In my thinking it should be a negative impact on your spouse visa.


----------



## GOHO (Jul 25, 2013)

But as far as i know ukba is concerned with the applicant and to not have any recourse to public funds in the future, my wife meet the threshold income of the 18600 and that is what matters regarding the financial requirment, so how would it matter if she is still in recieve of tax credit or not? the ukba says that there's nothing against the british citizen claiming any benefit that they are entitled to on their own right, isn't this true ?


----------



## Warif (Mar 27, 2013)

Please mention it is child tax credit or working tax credit?


----------



## GOHO (Jul 25, 2013)

Sorry Warif, i was speaking about working tax credit!
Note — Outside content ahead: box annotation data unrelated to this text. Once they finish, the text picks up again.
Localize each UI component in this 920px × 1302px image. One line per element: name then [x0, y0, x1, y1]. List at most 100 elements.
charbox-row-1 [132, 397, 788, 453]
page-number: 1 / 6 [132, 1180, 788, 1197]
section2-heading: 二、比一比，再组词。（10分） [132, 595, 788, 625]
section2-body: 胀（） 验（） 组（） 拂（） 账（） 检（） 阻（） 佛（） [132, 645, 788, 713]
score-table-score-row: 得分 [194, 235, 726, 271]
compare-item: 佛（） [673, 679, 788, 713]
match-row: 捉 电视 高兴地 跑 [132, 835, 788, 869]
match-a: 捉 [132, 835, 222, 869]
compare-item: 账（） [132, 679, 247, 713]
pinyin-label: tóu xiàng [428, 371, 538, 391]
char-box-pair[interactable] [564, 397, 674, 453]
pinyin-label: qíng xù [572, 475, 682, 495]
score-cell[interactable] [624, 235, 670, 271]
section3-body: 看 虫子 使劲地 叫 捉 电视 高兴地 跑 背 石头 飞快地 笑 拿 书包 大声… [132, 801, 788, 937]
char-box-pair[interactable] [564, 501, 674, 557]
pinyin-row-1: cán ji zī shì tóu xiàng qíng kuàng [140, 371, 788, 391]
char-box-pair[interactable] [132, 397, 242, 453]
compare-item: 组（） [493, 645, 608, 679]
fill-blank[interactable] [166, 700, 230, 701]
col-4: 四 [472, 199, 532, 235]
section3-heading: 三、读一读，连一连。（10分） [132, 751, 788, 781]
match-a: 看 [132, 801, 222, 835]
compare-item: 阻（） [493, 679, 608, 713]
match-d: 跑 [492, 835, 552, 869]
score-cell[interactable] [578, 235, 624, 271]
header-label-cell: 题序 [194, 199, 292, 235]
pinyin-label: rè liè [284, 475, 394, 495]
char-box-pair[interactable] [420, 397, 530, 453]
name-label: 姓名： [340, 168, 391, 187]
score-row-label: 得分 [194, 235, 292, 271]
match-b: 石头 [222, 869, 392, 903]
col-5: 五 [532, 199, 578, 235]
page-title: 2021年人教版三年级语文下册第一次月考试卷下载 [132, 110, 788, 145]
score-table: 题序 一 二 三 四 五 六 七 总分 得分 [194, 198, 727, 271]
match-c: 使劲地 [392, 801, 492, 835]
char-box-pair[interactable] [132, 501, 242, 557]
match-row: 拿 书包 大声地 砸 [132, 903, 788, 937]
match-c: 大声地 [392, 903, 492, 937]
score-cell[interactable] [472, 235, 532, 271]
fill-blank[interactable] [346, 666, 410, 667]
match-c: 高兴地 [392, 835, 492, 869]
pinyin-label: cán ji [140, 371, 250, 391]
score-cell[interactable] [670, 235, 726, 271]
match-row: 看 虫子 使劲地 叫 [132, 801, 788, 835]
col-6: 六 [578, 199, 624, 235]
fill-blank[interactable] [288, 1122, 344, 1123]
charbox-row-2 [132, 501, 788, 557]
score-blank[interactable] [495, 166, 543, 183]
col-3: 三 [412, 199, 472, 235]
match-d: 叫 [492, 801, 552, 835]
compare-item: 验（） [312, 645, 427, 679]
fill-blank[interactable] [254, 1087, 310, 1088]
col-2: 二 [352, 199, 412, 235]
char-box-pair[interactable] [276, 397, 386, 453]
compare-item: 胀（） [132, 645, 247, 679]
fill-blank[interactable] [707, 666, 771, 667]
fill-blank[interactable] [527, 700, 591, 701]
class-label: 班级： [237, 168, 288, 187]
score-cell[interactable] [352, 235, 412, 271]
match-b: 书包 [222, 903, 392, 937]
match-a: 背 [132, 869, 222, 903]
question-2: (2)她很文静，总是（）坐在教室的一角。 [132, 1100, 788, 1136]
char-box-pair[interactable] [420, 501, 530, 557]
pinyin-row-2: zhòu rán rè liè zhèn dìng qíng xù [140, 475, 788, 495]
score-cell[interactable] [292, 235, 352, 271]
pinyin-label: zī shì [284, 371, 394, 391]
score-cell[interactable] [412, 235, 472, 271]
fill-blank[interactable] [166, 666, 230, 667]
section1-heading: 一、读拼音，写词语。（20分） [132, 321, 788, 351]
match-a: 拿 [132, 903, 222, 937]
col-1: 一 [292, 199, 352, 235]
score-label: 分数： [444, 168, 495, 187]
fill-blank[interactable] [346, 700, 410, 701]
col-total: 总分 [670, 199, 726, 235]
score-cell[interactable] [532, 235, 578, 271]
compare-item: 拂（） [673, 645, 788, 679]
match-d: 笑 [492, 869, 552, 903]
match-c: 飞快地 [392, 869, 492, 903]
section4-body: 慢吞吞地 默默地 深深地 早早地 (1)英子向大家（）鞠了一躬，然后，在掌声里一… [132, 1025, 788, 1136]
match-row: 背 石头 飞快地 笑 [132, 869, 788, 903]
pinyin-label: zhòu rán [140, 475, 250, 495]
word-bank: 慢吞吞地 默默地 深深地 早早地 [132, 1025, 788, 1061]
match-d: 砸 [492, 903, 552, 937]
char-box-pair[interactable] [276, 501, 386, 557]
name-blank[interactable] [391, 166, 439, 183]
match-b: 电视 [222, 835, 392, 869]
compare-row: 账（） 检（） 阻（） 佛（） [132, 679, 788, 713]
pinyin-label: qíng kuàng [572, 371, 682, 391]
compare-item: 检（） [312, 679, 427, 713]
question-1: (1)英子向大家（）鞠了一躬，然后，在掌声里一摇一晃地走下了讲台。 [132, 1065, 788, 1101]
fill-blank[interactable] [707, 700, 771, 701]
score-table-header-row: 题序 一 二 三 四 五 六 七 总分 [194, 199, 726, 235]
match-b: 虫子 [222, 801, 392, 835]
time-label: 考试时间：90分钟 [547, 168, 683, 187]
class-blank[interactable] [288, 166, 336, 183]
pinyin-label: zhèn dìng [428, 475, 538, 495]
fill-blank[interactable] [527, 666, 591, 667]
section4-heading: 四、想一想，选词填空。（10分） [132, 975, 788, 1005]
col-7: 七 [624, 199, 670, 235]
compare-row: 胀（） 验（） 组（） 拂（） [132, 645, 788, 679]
I know it seems confusing a bit why my wife would receive working tax credit if she earn 18600 but am assuming she was still in recieve cause that doesn't change until the p60 is issued after every financial year?


----------



## Warif (Mar 27, 2013)

GOHO said:


> Sorry Warif, i was speaking about working tax credit!
> 
> I know it seems confusing a bit why my wife would receive working tax credit if she earn 18600 but am assuming she was still in recieve cause that doesn't change until the p60 is issued after every financial year?


Working tax credit is only for those who lives on low income.
It is serious problem ukba may think that your wife is comiting fraud.it is illegal to receive working tax credit if you earning enough.It is your wife duty to inform HMRC that she is working and receiving enough money.It has nothing to do with p60,one should have to inform HMRC when working status change.


----------



## GOHO (Jul 25, 2013)

Ok and thank you so much for the explanation warif


----------



## Warif (Mar 27, 2013)

GOHO said:


> Ok and thank you so much for the explanation warif


In my opinion it is best for you to first talk with professional solicitor.He will give you plenty of legal information and way to get rid of this problem.


----------



## Joppa (Sep 7, 2009)

If she is receiving WTC legitimately, having informed the tax credit office that she is married to an immigrant who has no recourse to public funds, then it's fine. Normally a couple whose joint income (minus some deductions) comes to more than around £18,000 aren't eligible for WTC, but that limit may be higher if they have children or are disabled. Exact calculation can be complicated but you may use a calculator on HMRC for a rough estimate. Remember Home Office may check with tax credit office about your entitlement, so beware.


----------



## GOHO (Jul 25, 2013)

Thank you so much Joppa for ur explanation 

Of course she is receiving WTC legitimately, She have a daughter so maybe that's why she was receiving more WTC. Am still in Tunisia so i don't understand or think her WTC can be affected by me, I know that once am in the UK with my wife she can still recieve the WTC but lower amount cause am subject to immigration status, she even tried with the calculator and it said that even when am there she will be still entiled for about 150ish pounds.
For us this is not a problem at all, my wife is earning enough and we won't need any benefit, all what matters for us is :

While applying for the spouse visa, can the fact that my wife was claiming WTC affect our application? in other words is there a rule/law stating that the sponsor should NOT be recieving WTC? 

Thank you so much for all your help everyone 
Am So grateful I discovered this Forum:clap2:


----------



## Joppa (Sep 7, 2009)

As long as she tells the tax credit office that you are joining her, you will be fine.


----------